Coming to the cons, I see no point in trying to shield people in your life by using only their initials in an autobiography. It is very confusing to the readers, to say the least, and also shears off some of the importance of the parts these characters played in her life. I also have a huge issue with the absence of any chronological organisation in the material. There are jarring jump-cuts for me from one incident to the other, one episode to the next and not necessarily in any order, with no with-your-say at all. In either case, the readers are left to fend for themselves in placing the events and happenings in context.

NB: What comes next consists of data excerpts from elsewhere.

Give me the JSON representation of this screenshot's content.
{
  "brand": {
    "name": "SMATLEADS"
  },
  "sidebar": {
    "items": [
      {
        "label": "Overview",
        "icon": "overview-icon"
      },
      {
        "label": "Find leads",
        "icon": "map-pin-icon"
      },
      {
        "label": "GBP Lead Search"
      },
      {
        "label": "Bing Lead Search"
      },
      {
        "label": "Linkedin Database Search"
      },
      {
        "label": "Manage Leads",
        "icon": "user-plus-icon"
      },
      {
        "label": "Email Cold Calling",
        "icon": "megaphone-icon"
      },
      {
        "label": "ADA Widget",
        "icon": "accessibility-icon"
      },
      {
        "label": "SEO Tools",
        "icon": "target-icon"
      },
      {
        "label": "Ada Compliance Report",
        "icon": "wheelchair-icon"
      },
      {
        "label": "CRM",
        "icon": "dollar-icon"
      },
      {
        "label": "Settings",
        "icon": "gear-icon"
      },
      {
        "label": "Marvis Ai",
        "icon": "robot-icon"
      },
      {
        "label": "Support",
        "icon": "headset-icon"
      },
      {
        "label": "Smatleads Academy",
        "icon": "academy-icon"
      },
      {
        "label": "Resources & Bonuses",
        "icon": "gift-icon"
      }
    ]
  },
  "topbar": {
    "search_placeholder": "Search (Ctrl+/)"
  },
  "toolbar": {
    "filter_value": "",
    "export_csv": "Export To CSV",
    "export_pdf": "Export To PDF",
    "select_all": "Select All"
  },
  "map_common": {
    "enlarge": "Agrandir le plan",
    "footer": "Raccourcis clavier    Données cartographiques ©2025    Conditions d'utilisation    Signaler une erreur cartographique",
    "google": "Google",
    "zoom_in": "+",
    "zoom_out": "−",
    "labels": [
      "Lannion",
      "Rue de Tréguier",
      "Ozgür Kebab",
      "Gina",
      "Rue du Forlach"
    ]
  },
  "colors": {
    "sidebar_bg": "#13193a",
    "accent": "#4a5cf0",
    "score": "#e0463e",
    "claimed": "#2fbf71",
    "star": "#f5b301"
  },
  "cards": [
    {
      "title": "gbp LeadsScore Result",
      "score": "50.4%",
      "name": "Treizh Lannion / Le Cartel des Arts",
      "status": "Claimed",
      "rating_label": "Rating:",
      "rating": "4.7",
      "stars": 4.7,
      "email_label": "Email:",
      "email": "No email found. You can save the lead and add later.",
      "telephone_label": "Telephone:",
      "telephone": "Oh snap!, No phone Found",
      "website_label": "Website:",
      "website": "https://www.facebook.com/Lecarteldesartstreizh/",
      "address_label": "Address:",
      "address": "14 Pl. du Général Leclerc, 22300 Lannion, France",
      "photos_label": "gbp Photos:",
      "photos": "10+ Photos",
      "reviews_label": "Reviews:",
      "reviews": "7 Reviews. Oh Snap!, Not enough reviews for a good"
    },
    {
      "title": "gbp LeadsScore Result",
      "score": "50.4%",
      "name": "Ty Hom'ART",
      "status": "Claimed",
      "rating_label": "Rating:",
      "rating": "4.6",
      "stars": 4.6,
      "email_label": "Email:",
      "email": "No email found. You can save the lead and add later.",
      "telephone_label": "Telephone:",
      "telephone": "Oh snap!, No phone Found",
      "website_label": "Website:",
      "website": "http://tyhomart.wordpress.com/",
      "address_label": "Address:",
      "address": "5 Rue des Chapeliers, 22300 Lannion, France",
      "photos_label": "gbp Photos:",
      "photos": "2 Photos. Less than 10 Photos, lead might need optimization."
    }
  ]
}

In spite of all shortcomings, and the strong sense of gloomy undercurrent running through the book, Split, is an important read. This tome will hold up the fact again that her prose can be called controversial only in the fact that it tackles upfront matters that are easily swept under the carpets, namely communal tensions and gender politics, and how integrated they are to our mundane life whether or not we choose to acknowledge them. While Lajja was a mirror to a certain period of the nation and Nirbashito (Exile) is more contemporary in the sense it portrays her life-as-it-is after being shunted out of her beloved lands since the 1990s, Split is more all-encompassing, in the sense, it takes a lot of issues that continue to haunt our societies by the horns and call them out for the bull that they are.